CHANDIGARH: A quick engagement, followed by a massive wedding, a huge dowry and a honeymoon, after which the NRI husband flies out of India while the wife waits for her visa….. That’s how thousands of Punjabi women describe their plight. According to NGOs working in the Doaba region of Punjab, over 20,000 girls have not seen their husbands after their honeymoon.
“Eighty per cent of the marriages to NRI men in Punjab are doomed, as the husbands never return to take their brides,” says Balwant Singh Ramoowalia, the lone crusader for the helpless NRIwives.
The desire to go overseas gets manifested during the wedding season when parents force girls to marry a man whom she barely knows. If all goes well, the girl’s family feels proud of her Canada-based daughter, but if the marriage fails then the girl becomes a pariah in her own family.

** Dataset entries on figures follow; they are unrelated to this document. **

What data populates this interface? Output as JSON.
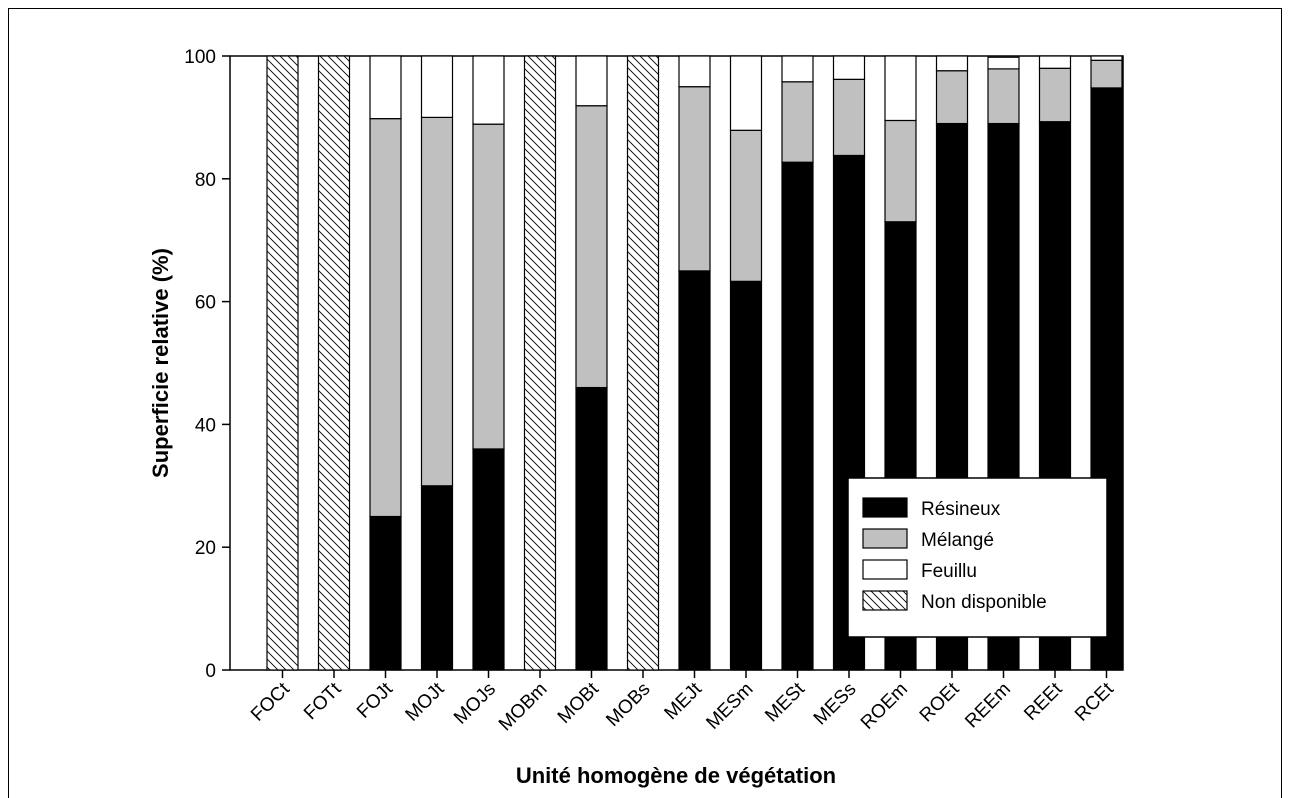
{
  "chart_data": {
    "type": "bar",
    "stacked": true,
    "title": "",
    "xlabel": "Unité homogène de végétation",
    "ylabel": "Superficie relative (%)",
    "ylim": [
      0,
      100
    ],
    "yticks": [
      0,
      20,
      40,
      60,
      80,
      100
    ],
    "grid": false,
    "legend_position": "bottom-right",
    "categories": [
      "FOCt",
      "FOTt",
      "FOJt",
      "MOJt",
      "MOJs",
      "MOBm",
      "MOBt",
      "MOBs",
      "MEJt",
      "MESm",
      "MESt",
      "MESs",
      "ROEm",
      "ROEt",
      "REEm",
      "REEt",
      "RCEt"
    ],
    "series": [
      {
        "name": "Résineux",
        "color": "#000000",
        "pattern": "solid",
        "values": [
          0,
          0,
          25,
          30,
          36,
          0,
          46,
          0,
          65,
          63.3,
          82.7,
          83.8,
          73,
          89,
          89,
          89.3,
          94.8
        ]
      },
      {
        "name": "Mélangé",
        "color": "#c0c0c0",
        "pattern": "solid",
        "values": [
          0,
          0,
          64.8,
          60,
          52.9,
          0,
          45.9,
          0,
          30,
          24.6,
          13.1,
          12.4,
          16.5,
          8.6,
          8.9,
          8.7,
          4.5
        ]
      },
      {
        "name": "Feuillu",
        "color": "#ffffff",
        "pattern": "solid",
        "values": [
          0,
          0,
          10.2,
          10,
          11.1,
          0,
          8.1,
          0,
          5,
          12.1,
          4.2,
          3.8,
          10.5,
          2.4,
          1.9,
          2,
          0.7
        ]
      },
      {
        "name": "Non disponible",
        "color": "#ffffff",
        "pattern": "hatch",
        "values": [
          100,
          100,
          0,
          0,
          0,
          100,
          0,
          100,
          0,
          0,
          0,
          0,
          0,
          0,
          0,
          0,
          0
        ]
      }
    ]
  }
}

These deserted wives become dependents on their parents and their misery is further compounded if they are pregnant or have children. Ravinder Kaur’s ten-year-old son has never seen his father. It is believed that he went back to Vancouver and remarried.

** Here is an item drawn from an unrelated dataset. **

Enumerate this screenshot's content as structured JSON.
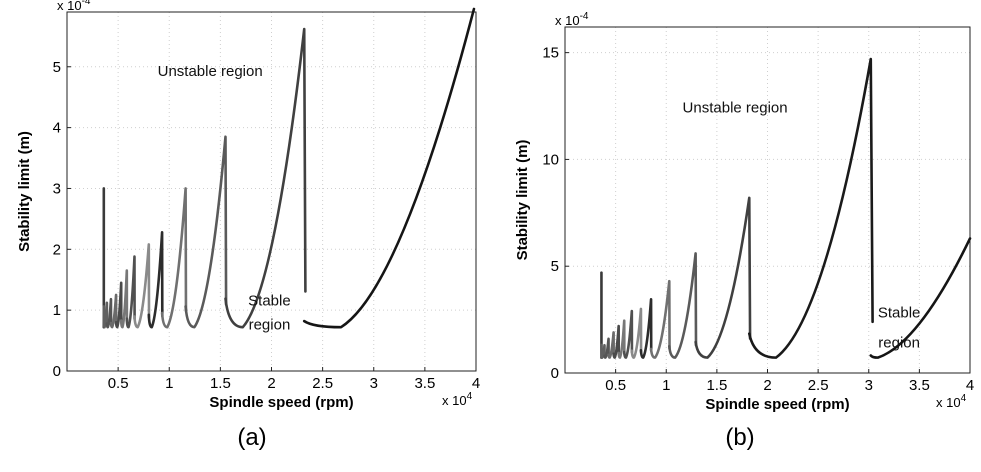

“We got married in 1995. He was here for four months and then he left promising me that he would send for me. I tried to contact him thereafter but all the addresses were wrong, the relatives were liars and today I am a helpless burden on my family. There is no law to help me or ensure that more women don’t get trapped,” she says, pleading to the girls of Punjab to stop dreaming about the US or Canada.

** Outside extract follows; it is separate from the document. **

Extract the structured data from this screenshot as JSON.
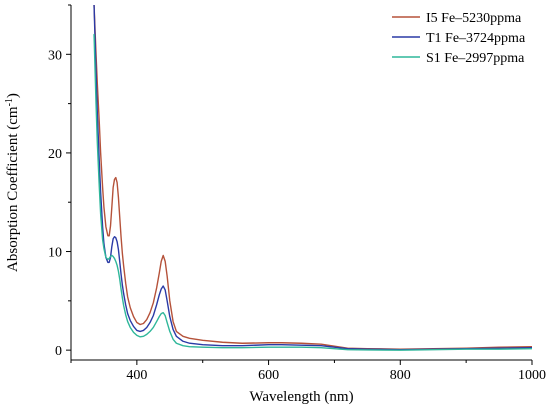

The phenomenon of runaway grooms and holiday wives has existed for over two decades and affected three generations — parents, daughters and the children. The Punjab-based Lok Bhalai Party estimates that the 20,000 cases of abandoned wives prove that the phenomenon has attained the spectre of organised crime. Over the last few years, the party has taken over 1,100 cases of abandoned wives to court.
Many girls, who go to the US or Canada hoping to live a happy life, realise that their husbands are already married or they end up being treated as domestic servants. “After waiting for my husband for over a year I decided to claim the life I was promised, so I went to his house in Toronto and I was devastated to find that he had two children. Despite the social stigma, I returned home, filed for divorce and started my life afresh because I was too young to stop living,” said a 29-year-old engineer, working in Amritsar.
“Although the alliance was proposed by a family friend, we checked every single detail of the boy and his family, then we arranged a court marriage, and after the formality of visa papers was done, we did the anand karaj (Sikh marriage),” says a retired army officer in Chandigarh whose 25-year-old daughter married an NRI from Canada last December. Baljinder Kaur, who runs Shadi Point, one of the oldest marriage bureaus in Ludhiana, says that due to the large number of NRI fraud marriages she had to double-check the identity of the groom and his family. “We keep a copy of the groom’s passport and residence proof but we always caution the girl’s family to cross-check his education, occupation and most importantly criminal record and marital status,” she adds.
Punjab Chief Minister Parkash Singh Badal recently announced his decision to appoint an officer of the rank of ADGP to deal with such cases on top priority, adding that they would soon be settled within a time frame to ensure justice.
According to Chandigarh-based sociologist and women’s rights activist Jyoti Seth, the issue of bride abandonment is rooted in the false notions of wealth and well-being in an NRI life.